The increasing demand to do more with less, combined with the proliferation of vendor offerings, makes it easy for decision-makers to become attracted to products offering “new” and “better” technology solutions. We see it happen often; it’s known as the Shiny Object Syndrome.

In a typical Shiny Object Syndrome scenario, an organization feels it is not getting value and/or expected results from its current systems. Along comes a vendor pitching a new product that is sure to deliver the desired functionality and results. Perhaps the decision-maker has also seen an appealing ad for the product. They take a deep breath and invest in the new system.

In our experience, the results from a new system vary from very successful to OK to problematic. Problematic in the sense that the software doesn’t meet expectations, which usually puts the organization in a worse position than before: money spent, hours and time expended, no improvement in results.

What Is the Question?
Clients sometimes tell me “such and such technology is the answer,” to which I reply, “Yes—now, what is the question?” As Yogi Berra said, “If you don’t know where you’re going, you might end up someplace else.” When we are asked to turn around a problem project, we ask a few basic questions:

  • What is the ultimate goal? How will you determine the success of your technology project?
  • Have value benchmarks been identified? For example, increase student retention by 5% in one year.
  • What are the timeline benchmarks? For example, fully implement the solution in six months.
  • Have value-capture metrics been set and an evaluation approach identified? Knowing in advance what data needs to be collected and processed to determine if you have met, exceeded or fallen short of your goal(s). And then—follow through on the evaluation. We had one client who set the benchmarks, collected the necessary value-capture data, but then did not evaluate it. All the data was there, but they forgot the last step.

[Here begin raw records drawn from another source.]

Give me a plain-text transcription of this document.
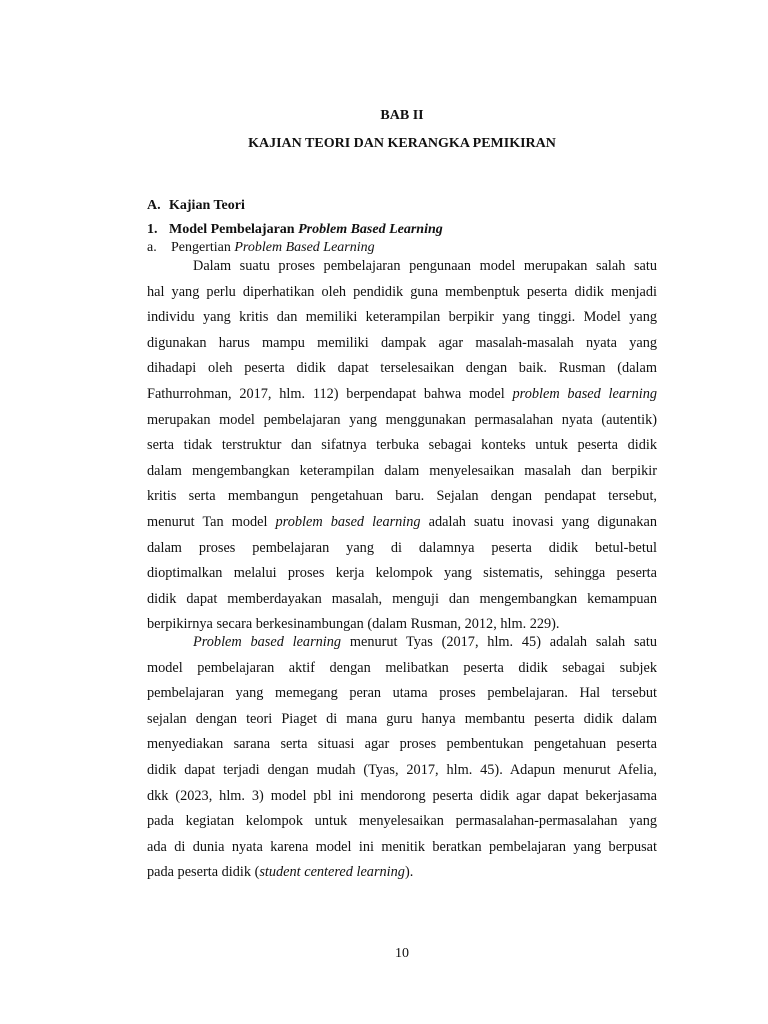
BAB II

KAJIAN TEORI DAN KERANGKA PEMIKIRAN

A. Kajian Teori

1. Model Pembelajaran Problem Based Learning

a. Pengertian Problem Based Learning

Dalam suatu proses pembelajaran pengunaan model merupakan salah satu
hal yang perlu diperhatikan oleh pendidik guna membenptuk peserta didik menjadi
individu yang kritis dan memiliki keterampilan berpikir yang tinggi. Model yang
digunakan harus mampu memiliki dampak agar masalah-masalah nyata yang
dihadapi oleh peserta didik dapat terselesaikan dengan baik. Rusman (dalam
Fathurrohman, 2017, hlm. 112) berpendapat bahwa model problem based learning
merupakan model pembelajaran yang menggunakan permasalahan nyata (autentik)
serta tidak terstruktur dan sifatnya terbuka sebagai konteks untuk peserta didik
dalam mengembangkan keterampilan dalam menyelesaikan masalah dan berpikir
kritis serta membangun pengetahuan baru. Sejalan dengan pendapat tersebut,
menurut Tan model problem based learning adalah suatu inovasi yang digunakan
dalam proses pembelajaran yang di dalamnya peserta didik betul-betul
dioptimalkan melalui proses kerja kelompok yang sistematis, sehingga peserta
didik dapat memberdayakan masalah, menguji dan mengembangkan kemampuan
berpikirnya secara berkesinambungan (dalam Rusman, 2012, hlm. 229).
Problem based learning menurut Tyas (2017, hlm. 45) adalah salah satu
model pembelajaran aktif dengan melibatkan peserta didik sebagai subjek
pembelajaran yang memegang peran utama proses pembelajaran. Hal tersebut
sejalan dengan teori Piaget di mana guru hanya membantu peserta didik dalam
menyediakan sarana serta situasi agar proses pembentukan pengetahuan peserta
didik dapat terjadi dengan mudah (Tyas, 2017, hlm. 45). Adapun menurut Afelia,
dkk (2023, hlm. 3) model pbl ini mendorong peserta didik agar dapat bekerjasama
pada kegiatan kelompok untuk menyelesaikan permasalahan-permasalahan yang
ada di dunia nyata karena model ini menitik beratkan pembelajaran yang berpusat
pada peserta didik (student centered learning).

10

These questions try to understand what problem is being solved and how success is defined. Many times we find it difficult to obtain clear answers. Either they were not defined upfront or the project lost sight of them along the way. The desire to “get to the solution and implement” often causes objectives and success criteria to be glossed over.

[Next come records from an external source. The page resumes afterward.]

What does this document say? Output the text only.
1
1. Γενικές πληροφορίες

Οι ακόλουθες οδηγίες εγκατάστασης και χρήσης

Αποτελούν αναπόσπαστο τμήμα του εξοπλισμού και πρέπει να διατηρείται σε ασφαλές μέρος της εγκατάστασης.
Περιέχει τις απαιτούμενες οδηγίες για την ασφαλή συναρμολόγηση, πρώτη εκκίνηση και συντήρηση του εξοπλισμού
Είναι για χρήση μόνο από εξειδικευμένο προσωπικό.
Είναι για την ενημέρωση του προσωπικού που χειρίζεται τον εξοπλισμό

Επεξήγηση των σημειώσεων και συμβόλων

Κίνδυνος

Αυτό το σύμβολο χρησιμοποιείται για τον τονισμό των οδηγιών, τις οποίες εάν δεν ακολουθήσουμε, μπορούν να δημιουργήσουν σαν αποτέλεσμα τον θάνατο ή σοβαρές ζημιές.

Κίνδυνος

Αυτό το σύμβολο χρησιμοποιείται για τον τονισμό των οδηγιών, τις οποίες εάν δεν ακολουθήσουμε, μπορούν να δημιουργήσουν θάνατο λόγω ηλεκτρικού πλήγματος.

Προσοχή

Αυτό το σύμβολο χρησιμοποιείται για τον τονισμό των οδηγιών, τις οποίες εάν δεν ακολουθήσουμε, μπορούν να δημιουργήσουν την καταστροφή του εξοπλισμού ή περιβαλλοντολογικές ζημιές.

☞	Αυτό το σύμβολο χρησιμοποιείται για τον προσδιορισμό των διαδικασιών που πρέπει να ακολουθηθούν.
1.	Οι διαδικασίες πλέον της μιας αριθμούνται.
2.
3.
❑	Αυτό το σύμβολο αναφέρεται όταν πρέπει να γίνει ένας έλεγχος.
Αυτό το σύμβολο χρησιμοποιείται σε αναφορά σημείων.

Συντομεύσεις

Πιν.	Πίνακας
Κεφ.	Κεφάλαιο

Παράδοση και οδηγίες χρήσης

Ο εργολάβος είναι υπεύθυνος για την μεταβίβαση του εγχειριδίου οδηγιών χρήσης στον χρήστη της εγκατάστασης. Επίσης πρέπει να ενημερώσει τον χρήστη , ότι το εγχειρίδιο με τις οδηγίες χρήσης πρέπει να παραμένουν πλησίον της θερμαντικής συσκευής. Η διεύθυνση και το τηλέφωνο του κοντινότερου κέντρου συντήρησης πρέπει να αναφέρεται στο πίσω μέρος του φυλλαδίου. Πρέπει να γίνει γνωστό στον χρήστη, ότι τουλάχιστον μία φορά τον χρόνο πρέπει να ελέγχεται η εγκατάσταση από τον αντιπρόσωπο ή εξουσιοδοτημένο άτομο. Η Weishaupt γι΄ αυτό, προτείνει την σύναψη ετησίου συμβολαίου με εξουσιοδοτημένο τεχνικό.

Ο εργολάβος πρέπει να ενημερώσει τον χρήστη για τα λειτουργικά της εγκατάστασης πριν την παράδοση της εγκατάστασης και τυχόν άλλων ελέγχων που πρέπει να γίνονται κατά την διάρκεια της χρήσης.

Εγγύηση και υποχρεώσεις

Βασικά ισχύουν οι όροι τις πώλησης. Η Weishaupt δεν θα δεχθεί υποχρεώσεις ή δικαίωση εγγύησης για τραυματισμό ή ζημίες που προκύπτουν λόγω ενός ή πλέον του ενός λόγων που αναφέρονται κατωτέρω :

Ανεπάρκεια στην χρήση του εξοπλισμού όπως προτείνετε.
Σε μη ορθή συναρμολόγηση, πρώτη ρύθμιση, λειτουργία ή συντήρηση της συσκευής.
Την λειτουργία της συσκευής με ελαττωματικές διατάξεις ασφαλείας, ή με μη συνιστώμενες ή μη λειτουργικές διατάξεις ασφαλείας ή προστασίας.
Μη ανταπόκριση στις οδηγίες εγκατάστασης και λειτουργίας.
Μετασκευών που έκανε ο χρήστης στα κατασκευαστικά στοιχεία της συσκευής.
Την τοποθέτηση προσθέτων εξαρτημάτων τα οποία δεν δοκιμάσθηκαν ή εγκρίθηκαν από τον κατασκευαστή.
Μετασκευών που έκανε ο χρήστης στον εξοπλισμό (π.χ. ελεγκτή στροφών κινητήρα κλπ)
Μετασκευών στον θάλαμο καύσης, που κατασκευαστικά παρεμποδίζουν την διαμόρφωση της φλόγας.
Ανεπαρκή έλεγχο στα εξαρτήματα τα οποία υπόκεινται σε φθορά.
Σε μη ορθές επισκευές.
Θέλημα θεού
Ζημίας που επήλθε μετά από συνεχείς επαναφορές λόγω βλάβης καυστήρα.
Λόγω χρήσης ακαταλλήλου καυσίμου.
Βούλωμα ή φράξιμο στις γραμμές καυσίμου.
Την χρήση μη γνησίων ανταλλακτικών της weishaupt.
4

Your Old Solution Might be the Right Solution
Once you know what your objectives are and how you will measure success, you may want to take a step back and evaluate your current system to determine why you are not achieving the desired results. This step could save a lot of time and money. We have seen organizations start down the path of selecting a new solution, only to learn a few small changes to the existing system could provide many, if not all, of the desired results.

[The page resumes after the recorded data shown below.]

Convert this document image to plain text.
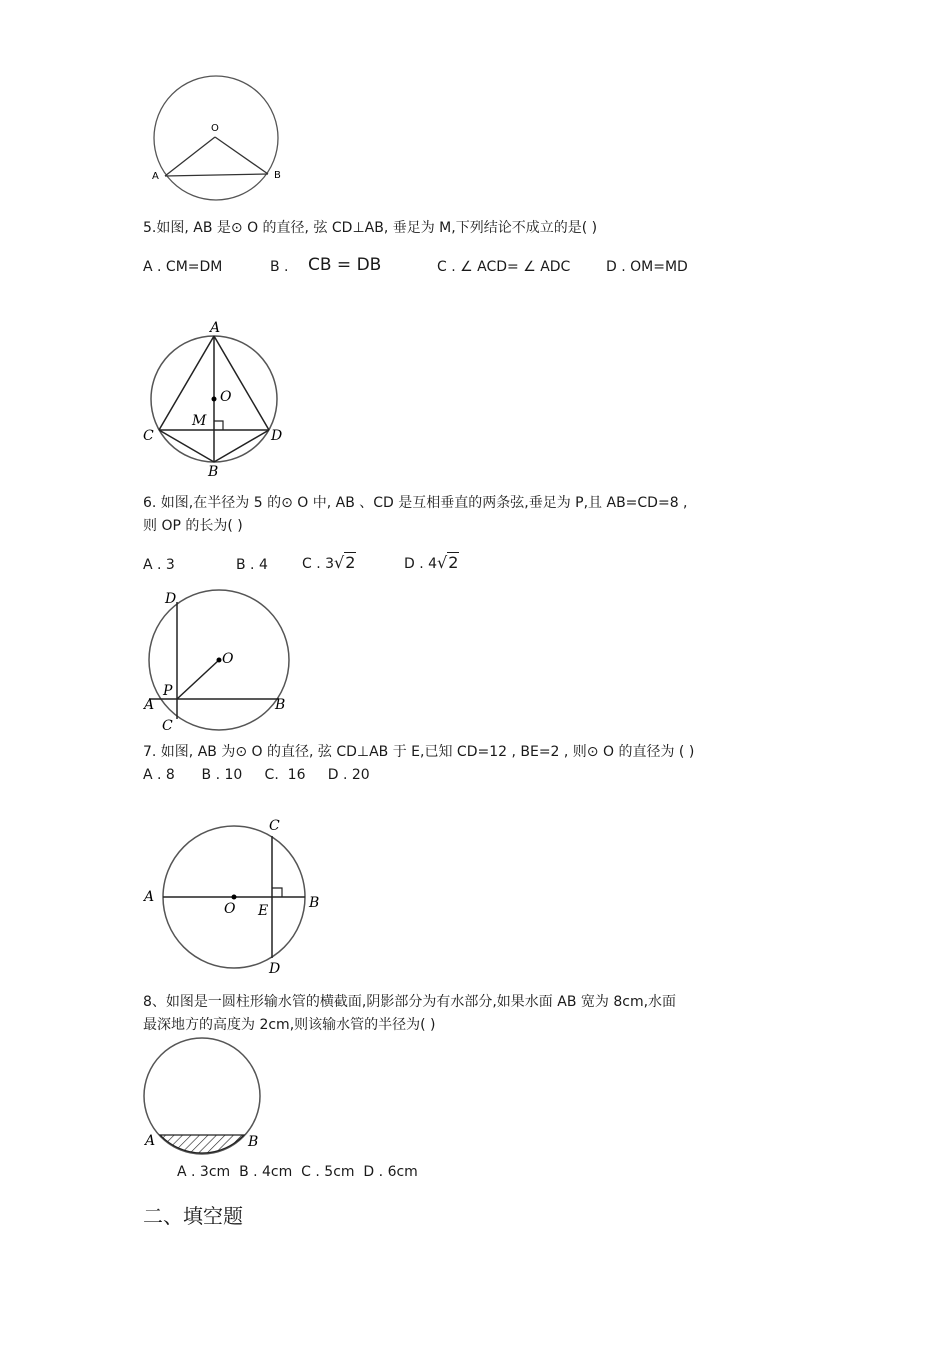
O
A	B
5.如图, AB 是⊙ O 的直径, 弦 CD⊥AB, 垂足为 M,下列结论不成立的是( )
A . CM=DM	B . CB = DB	C . ∠ ACD= ∠ ADC	D . OM=MD
A
O
M
C	D
B
6. 如图,在半径为 5 的⊙ O 中, AB 、CD 是互相垂直的两条弦,垂足为 P,且 AB=CD=8 ,
则 OP 的长为( )
A . 3	B . 4 C . 3√2	D . 4√2
D
O
P
A
C
B
7. 如图, AB 为⊙ O 的直径, 弦 CD⊥AB 于 E,已知 CD=12 , BE=2 , 则⊙ O 的直径为 ( )
A . 8      B . 10     C.  16     D . 20
C
A
O E	B
D
8、如图是一圆柱形输水管的横截面,阴影部分为有水部分,如果水面 AB 宽为 8cm,水面
最深地方的高度为 2cm,则该输水管的半径为( )
A	B
A . 3cm  B . 4cm  C . 5cm  D . 6cm
二、填空题
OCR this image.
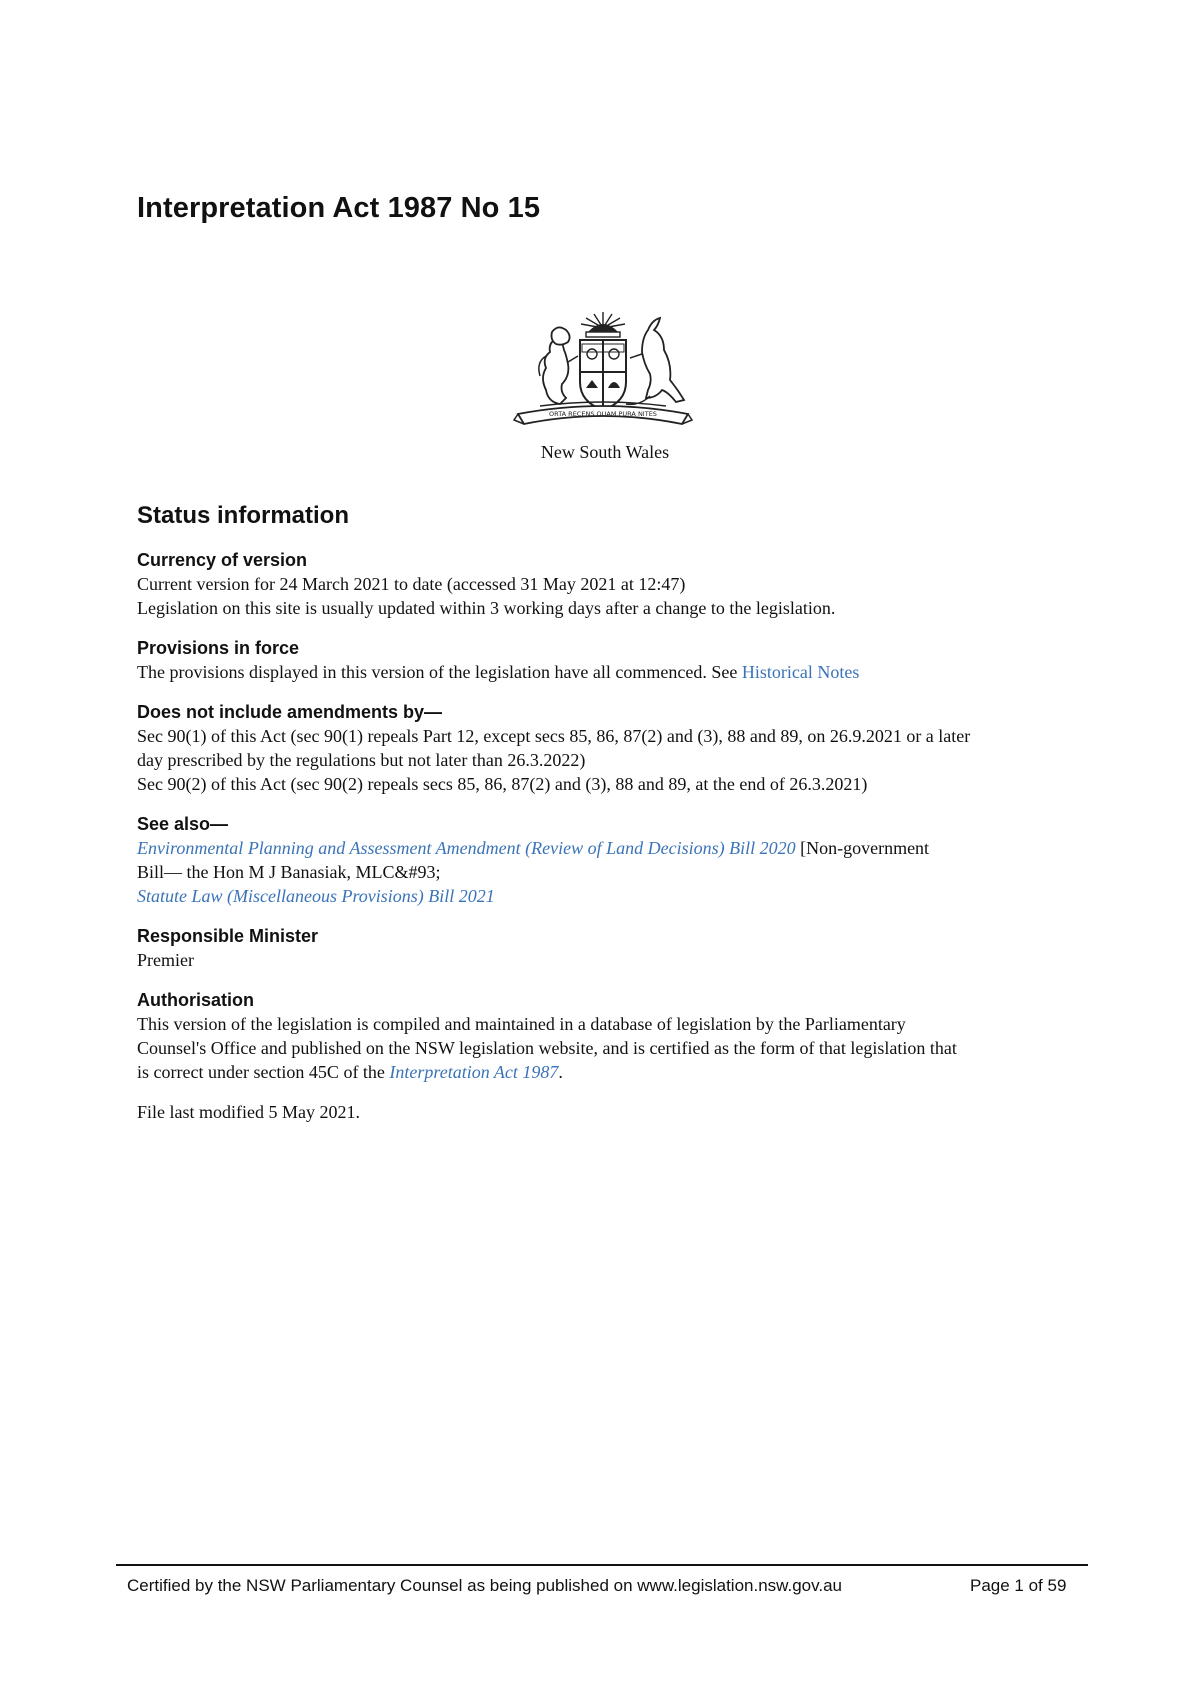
Interpretation Act 1987 No 15
ORTA RECENS QUAM PURA NITES
New South Wales
Status information
Currency of version
Current version for 24 March 2021 to date (accessed 31 May 2021 at 12:47)
Legislation on this site is usually updated within 3 working days after a change to the legislation.
Provisions in force
The provisions displayed in this version of the legislation have all commenced. See Historical Notes
Does not include amendments by—
Sec 90(1) of this Act (sec 90(1) repeals Part 12, except secs 85, 86, 87(2) and (3), 88 and 89, on 26.9.2021 or a later
day prescribed by the regulations but not later than 26.3.2022)
Sec 90(2) of this Act (sec 90(2) repeals secs 85, 86, 87(2) and (3), 88 and 89, at the end of 26.3.2021)
See also—
Environmental Planning and Assessment Amendment (Review of Land Decisions) Bill 2020 [Non-government
Bill— the Hon M J Banasiak, MLC&#93;
Statute Law (Miscellaneous Provisions) Bill 2021
Responsible Minister
Premier
Authorisation
This version of the legislation is compiled and maintained in a database of legislation by the Parliamentary
Counsel's Office and published on the NSW legislation website, and is certified as the form of that legislation that
is correct under section 45C of the Interpretation Act 1987.
File last modified 5 May 2021.
Certified by the NSW Parliamentary Counsel as being published on www.legislation.nsw.gov.au	Page 1 of 59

As I discussed in Are You Getting Value Out of Your CRM?, implementing CRM or any technology solution involves much more than the IT department. You need buy-in from users, proper training and strong leadership to make it all work. If you are not doing those things, investing in a new system won’t improve things.

Shopping Tips
If, after truly evaluating your current system and its implementation, you still decide you need a new solution, keep these tips in mind:

  • Set expectations. Understand what you want to accomplish, and match those goals with the product’s capabilities.
  • Make sure the product delivers. Cut through the marketing and make sure the solution will do what you want it to do.
  • Be open to new approaches. Don’t limit yourself to simply automating your current system; consider new ideas from vendors.
  • Consider future alignment. Technology is constantly changing. Understand the vendor’s vision for their product and make sure it aligns with your needs both now and in the future. This includes understanding what capabilities will be available when utilizing the vendor’s roadmap.
  • Evaluate the vendor’s ability to deliver the roadmap. Alignment with the future product roadmap is critical, but just as important is the vendor’s ability to deliver the roadmap.
  • Understand development partnerships. Speed to market means the use of development partners has increased accordingly. Working together with a vendor to create a system has many advantages. In our experience, the best results are achieved if you get in early in the development stage. Understand, however, that the vendor wants a product that supports the broader industry, not one customized to your needs. If the vendor can’t market and sell the product to other organizations, it may stop servicing the solution. That could be a problem down the road.

To sum up, buying a new product is a major investment of money and resources, so take the time to fully understand what you need before reaching for that shiny new object.

You may realize that, with proper configuration, training and business leadership, your old technology solution can do the job after all and at a lower cost and risk.